Dion Cassius (ou Cassius Dion ; 155-235 ap.J.-C.) est un historien romain né en Bythinie. Son cursus honorum est particulièrement bien fourni puisqu’il a été sénateur, prêteur, consul suffect, proconsul puis consul ordinaire. Il est l’ auteur d’une Histoire romaine en 80 livres (parvenue à nous de manière fragmentaire), allant des origines de l’Urbs au règne d’Alexandre Sévère.
L’extrait ci-dessous évoque le suicide de la dernière reine lagide, Cléopâtre VII Philopator. Si l’auteur ne statue pas sur la façon dont celle-ci se donna la mort, son récit vaut autant pour le dépit que le décès inspira au futur Auguste que par la digression sur les Psylles (une tribu berbère) qui ne craignent rien quant aux morsures de serpent et qui même « éprouvent leurs enfants en les jetant dès leur naissance au milieu des serpents ».

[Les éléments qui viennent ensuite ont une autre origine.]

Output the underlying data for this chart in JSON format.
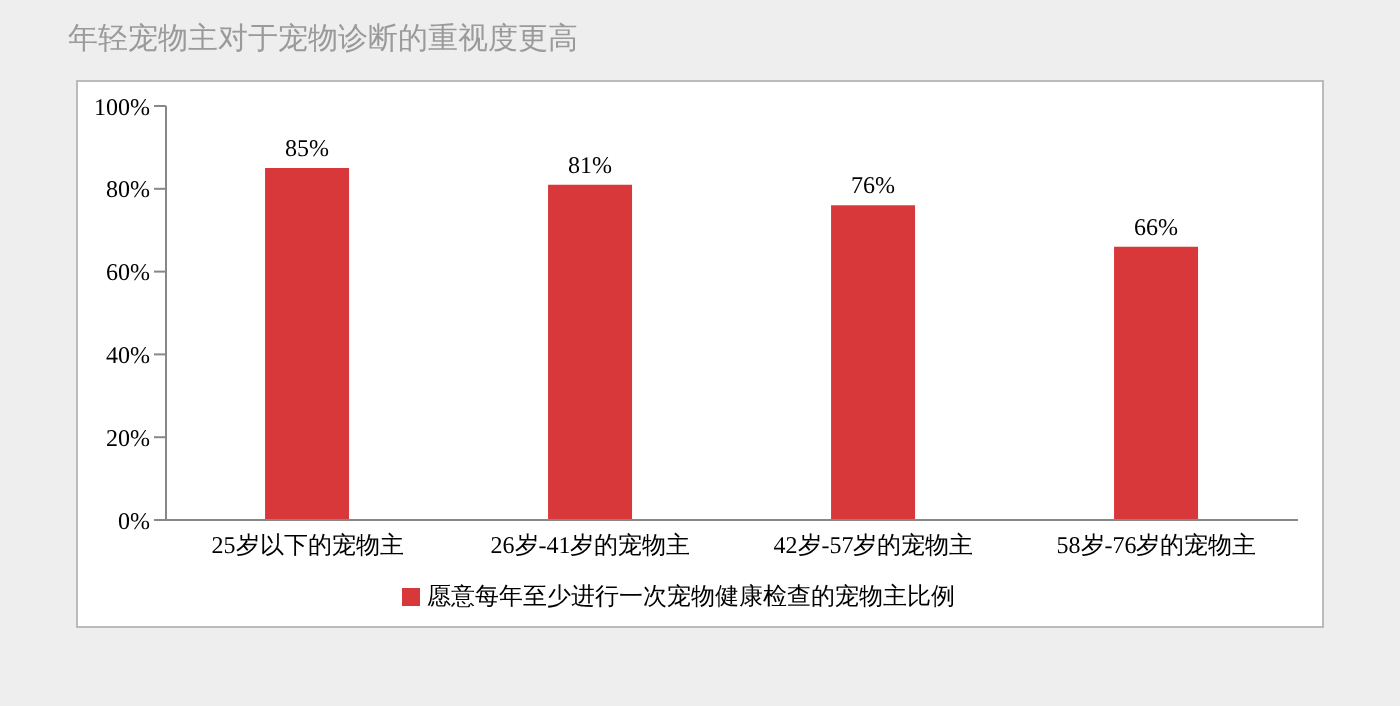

« Personne ne sut clairement de quelle manière elle périt. On ne trouva que de légères piqûres sur son bras. Les uns disent qu’elle approcha d’elle un aspic, introduit auprès d’elle dans un vase à eau ou peut-être parmi des fleurs. D’autres qu’elle avait enduit une aiguille qui lui servait à attacher ses cheveux, d’un venin ayant un pouvoir tel qu’il n’est pas du tout nocif pour le corps habituellement mais que, s’il touche du sang, si peu que ce soit, il fait périr très rapidement et sans douleur. Jusqu’alors elle portait, dit-on, cette aiguille sur la tête comme elle en avait l’habitude, mais à ce moment-là, elle se fit une piqûre au bras et la fit pénétrer dans son sang. C’est de cette façon ou d’une autre tout à fait voisine qu’elle mourut ainsi que deux servantes. Car l’eunuque s’était livré volontairement aux serpents dès l’arrestation de sa maîtresse et, une fois mordu par eux, s’était jeté dans un cercueil préparé pour lui. Quand il apprit la mort de Cléopâtre, Octavien fut frappé de stupeur ; il vit son corps, lui fit appliquer des remèdes et fit venir des Psylles dans l’espoir qu’elle se remettrait. Ces Psylles sont des hommes-car il n’y a de femme psylle ; ils peuvent sucer le venin de tout serpent sur-le-champ, avant que la victime ne meure, et n’éprouvent eux-mêmes aucun mal, puisqu’ils ne sont mordus par aucun de ces animaux. Ils s’engendrent les uns les autres et éprouvent leurs enfants en les jetant dès leur naissance au milieu des serpents ou bien en lançant leurs langes à certains de ces reptiles. ceux-ci ne font aucun mal à l’enfant et sont engourdis par ses vêtements. Voilà ce qu’il en est. Pour en revenir à Octavien, n’ayant pu par aucun moyen rappeler Cléopâtre à la vie, il éprouva pour elle à la fois de l’admiration et de la pitié et fut lui-même fortement affligé, comme s’il avait été privé de toute la gloire de sa victoire ».
Dion Cassius, Histoire romaine, LI, 14,1.